Федос уловил в голосе конника осуждение и суровость. Он молча смотрел в глаза партизану. Лицо у конника было бритое, волосы выбивались из-под фуражки черными крупными завитками, слипшимися от пота и пыли. Через левую бровь со лба на щеку пролегла узкая дорожка шрама: видать, не так давно рубанули партизана казацкой шашкой. Бровь срослась неровно, не в стык. Одна половинка поднялась к виску, и обличье было таким, будто удивлялся человек чему-то, либо крепко над чем-то задумался. Федос не знал, как ответить партизану. Врать и запираться — язык не поворачивался. И он молчал в тяжелом раздумье. Маковое поле было последней и отчаянной, азартной ставкой в затянувшейся канительной игре, в которой Лободе всю жизнь мечталось схватить крупный куш. Но снова не повезло Федосу, не улыбнулось ему обманное счастье.

Молчание Федоса показалось купцу многозначительным, намекающим, и китаец попытался схитрить:

— Эта цветочка моя посади. Моя хочет руски капитана штрафка плати.

— Брешет он, — сумрачно перебил купца Федос. — Мак мой. Продать хотел. Чего уж там…

Партизан сказал будто про себя:

— Поле придется потравить. Не дозволит советская власть на нашей земле дурмана никакого…

Пока они разговаривали, из лесу выехала партизанская сотня; кони шли напролом через сизовато-зеленые заросли мака, топтали копытами изобильно налившиеся дурманным молоком маковые бочоночки, они лопались, вминались, раздавленные в землю, и в знойный воздух тяжело подымался густой, угарный запах снотворного зелья.

Купец закрыл глаза, чтобы не мучиться при виде безвозвратной гибели зеленого богатства, потом резко повернулся спиной к деляне и зашагал прочь.

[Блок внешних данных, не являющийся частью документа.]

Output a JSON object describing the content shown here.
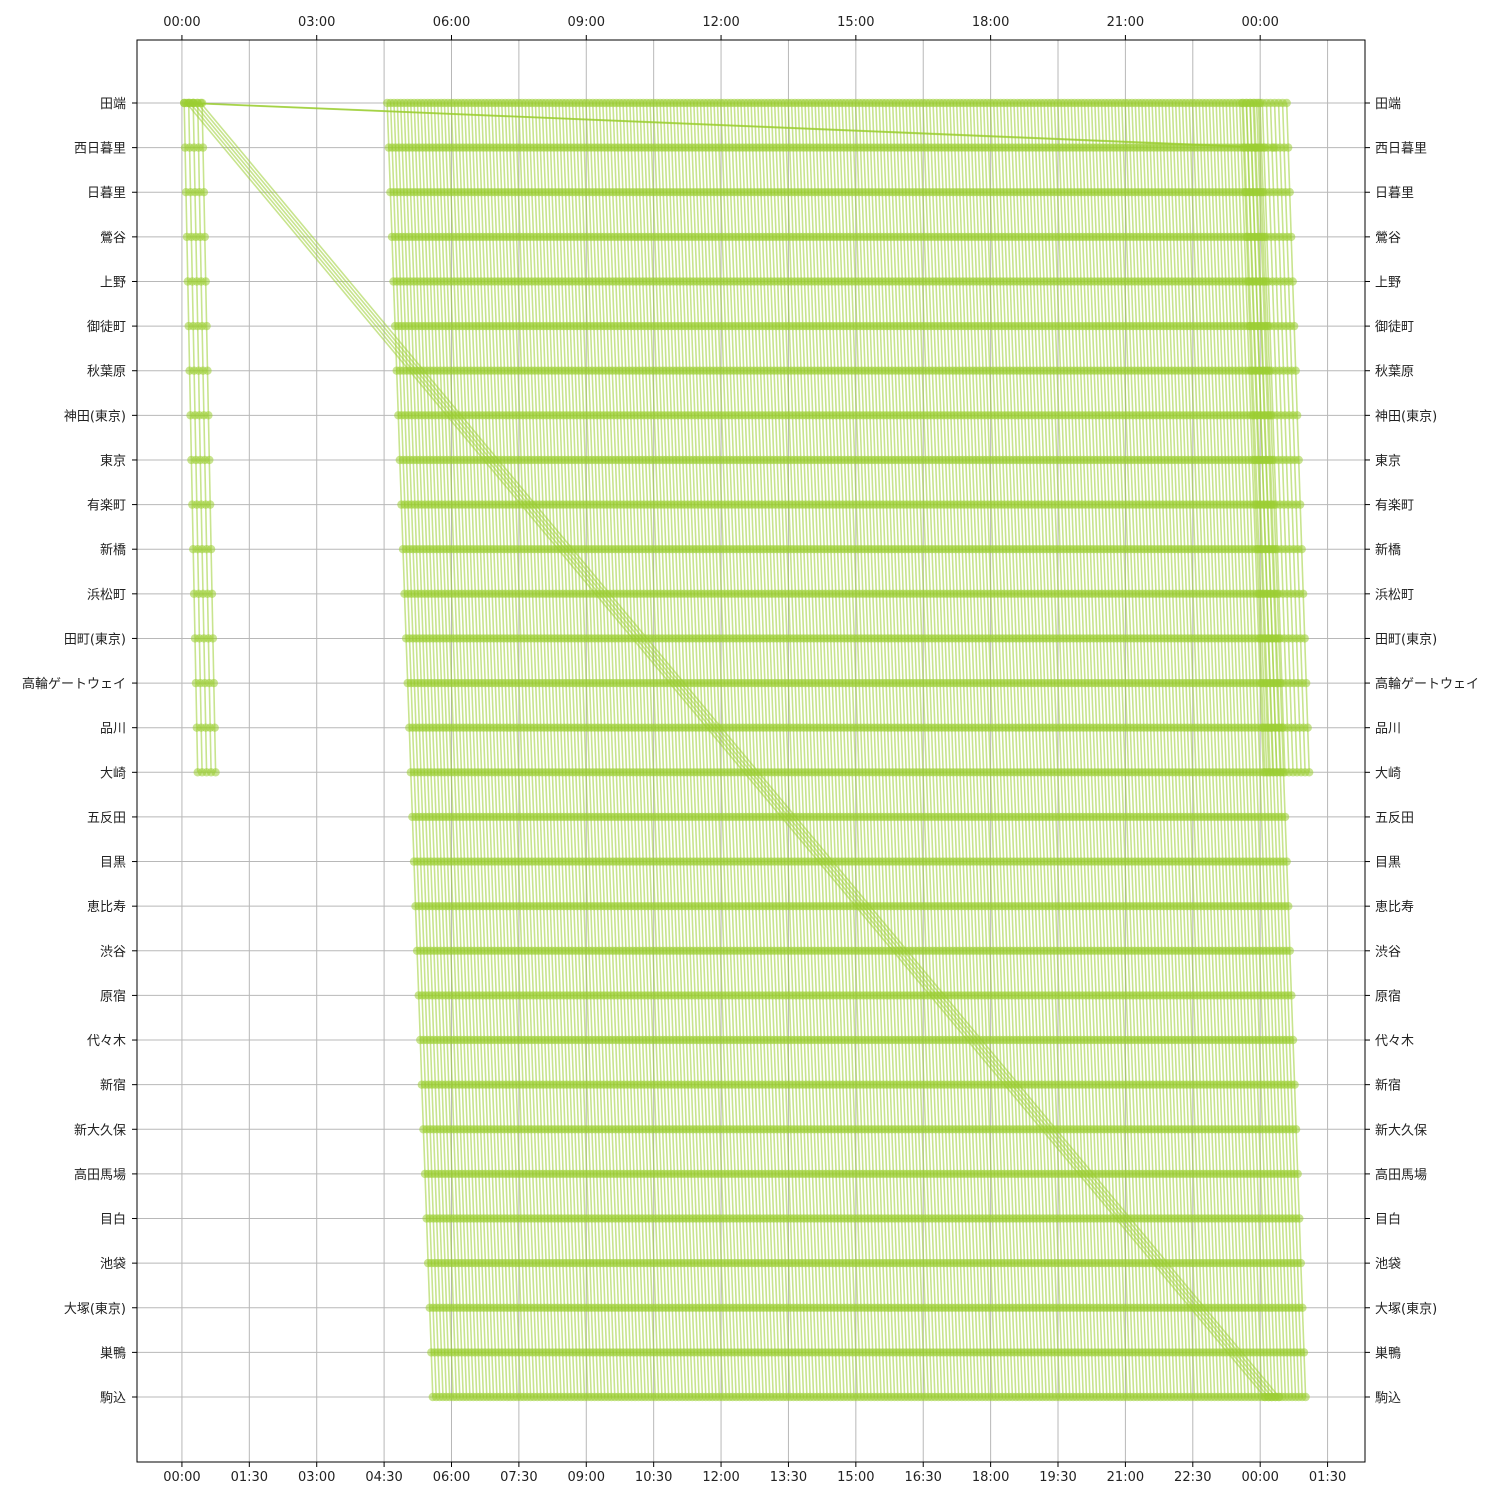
{
  "chart_data": {
    "type": "line",
    "title": "",
    "xlabel": "",
    "ylabel": "",
    "grid": true,
    "legend": "none",
    "line_color": "#9acd32",
    "x_axis": {
      "unit": "time of day (hours, values past 24 are after midnight)",
      "range": [
        -1.0,
        26.333
      ],
      "bottom_ticks": [
        {
          "value": 0,
          "label": "00:00"
        },
        {
          "value": 1.5,
          "label": "01:30"
        },
        {
          "value": 3,
          "label": "03:00"
        },
        {
          "value": 4.5,
          "label": "04:30"
        },
        {
          "value": 6,
          "label": "06:00"
        },
        {
          "value": 7.5,
          "label": "07:30"
        },
        {
          "value": 9,
          "label": "09:00"
        },
        {
          "value": 10.5,
          "label": "10:30"
        },
        {
          "value": 12,
          "label": "12:00"
        },
        {
          "value": 13.5,
          "label": "13:30"
        },
        {
          "value": 15,
          "label": "15:00"
        },
        {
          "value": 16.5,
          "label": "16:30"
        },
        {
          "value": 18,
          "label": "18:00"
        },
        {
          "value": 19.5,
          "label": "19:30"
        },
        {
          "value": 21,
          "label": "21:00"
        },
        {
          "value": 22.5,
          "label": "22:30"
        },
        {
          "value": 24,
          "label": "00:00"
        },
        {
          "value": 25.5,
          "label": "01:30"
        }
      ],
      "top_ticks": [
        {
          "value": 0,
          "label": "00:00"
        },
        {
          "value": 3,
          "label": "03:00"
        },
        {
          "value": 6,
          "label": "06:00"
        },
        {
          "value": 9,
          "label": "09:00"
        },
        {
          "value": 12,
          "label": "12:00"
        },
        {
          "value": 15,
          "label": "15:00"
        },
        {
          "value": 18,
          "label": "18:00"
        },
        {
          "value": 21,
          "label": "21:00"
        },
        {
          "value": 24,
          "label": "00:00"
        }
      ]
    },
    "stations": [
      "田端",
      "西日暮里",
      "日暮里",
      "鶯谷",
      "上野",
      "御徒町",
      "秋葉原",
      "神田(東京)",
      "東京",
      "有楽町",
      "新橋",
      "浜松町",
      "田町(東京)",
      "高輪ゲートウェイ",
      "品川",
      "大崎",
      "五反田",
      "目黒",
      "恵比寿",
      "渋谷",
      "原宿",
      "代々木",
      "新宿",
      "新大久保",
      "高田馬場",
      "目白",
      "池袋",
      "大塚(東京)",
      "巣鴨",
      "駒込"
    ],
    "series_groups": [
      {
        "description": "early trains 田端→大崎 after midnight",
        "from_station": 0,
        "to_station": 15,
        "first_departure": 0.05,
        "last_departure": 0.45,
        "headway_hours": 0.1,
        "minutes_per_station": 1.2
      },
      {
        "description": "trains 田端→駒込 (clockwise loop, partial)",
        "from_station": 0,
        "to_station": 29,
        "first_departure": 4.57,
        "last_departure": 24.05,
        "headway_hours": 0.075,
        "minutes_per_station": 2.1
      },
      {
        "description": "trains 田端→大崎 late evening tail",
        "from_station": 0,
        "to_station": 15,
        "first_departure": 23.6,
        "last_departure": 24.6,
        "headway_hours": 0.09,
        "minutes_per_station": 2.0
      },
      {
        "description": "long diagonal runs 田端(00:10) → 駒込(00:30 next day)",
        "from_station": 0,
        "to_station": 29,
        "departures": [
          0.1,
          0.18,
          0.26,
          0.34,
          0.42
        ],
        "arrival_offset_hours": 24.2
      },
      {
        "description": "return runs 田端 (early) → 西日暮里 (late night)",
        "from_station": 0,
        "to_station": 1,
        "departures": [
          0.05,
          0.15,
          0.25
        ],
        "arrival_times": [
          23.9,
          24.1,
          24.3
        ]
      }
    ]
  }
}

Партизанский командир спрыгнул с коня, подошел к Федосу, попросил табачку. Закурили. Черноволосый сорвал маковую головку, раздавил ее пальцами, на ладонь высыпалось влажное пахучее зерно. Руки у партизана были темные от загара и, видно по всему, от постоянного обращения с железом. Федос смотрел на пудовые кулаки командира, вглядывался в азиатскую косинку его глаз, в скуластое, горбоносое лицо, и ему казалось, будто видел он уже давным-давно этого человека, но никак не мог вспомнить, где и когда встречался с ним.

— С лица вроде бы знакомый ты мне, а вот не упомню, кто таков, — сказал Федос.

— Во Владивостоке, случаем, не бывал? — спросил партизан.

— Давно. Мальцом еще.

И Федос, попыхивая самосадом, рассказал о путешествии на «Петербурге», припомнил коляску, запряженную людьми, холерные бараки, назвал имя Егорки Калитаева, с которым познакомился в те дни.

— Глаз у него был такой же вот, как у тебя, забайкальский, косоватый. Приметный глаз.

Партизан обрадованно воскликнул:

— А я самый Егор Калитаев и есть! Не думал, что с тобой увижусь когда.

Егор крепко пожал руку своему старому знакомцу. Потом оглядел вытоптанную маковую плантацию. Оба молчали.

С трудом верилось Егору, что перед ним стоит тот самый Федос — крестьянский паренек, с которым довелось познакомиться на Орлином Гнезде в давние мальчишеские годы. Что привело этого хмуроватого мужика в тайгу, на запретное дело? Нищета или кулацкая жадность? Кем он стал — Федос Лобода: тружеником или мироедом? Немало таких переселенцев, как Федос, вернулось на старые места: не прижились, не устроились люди на этой земле.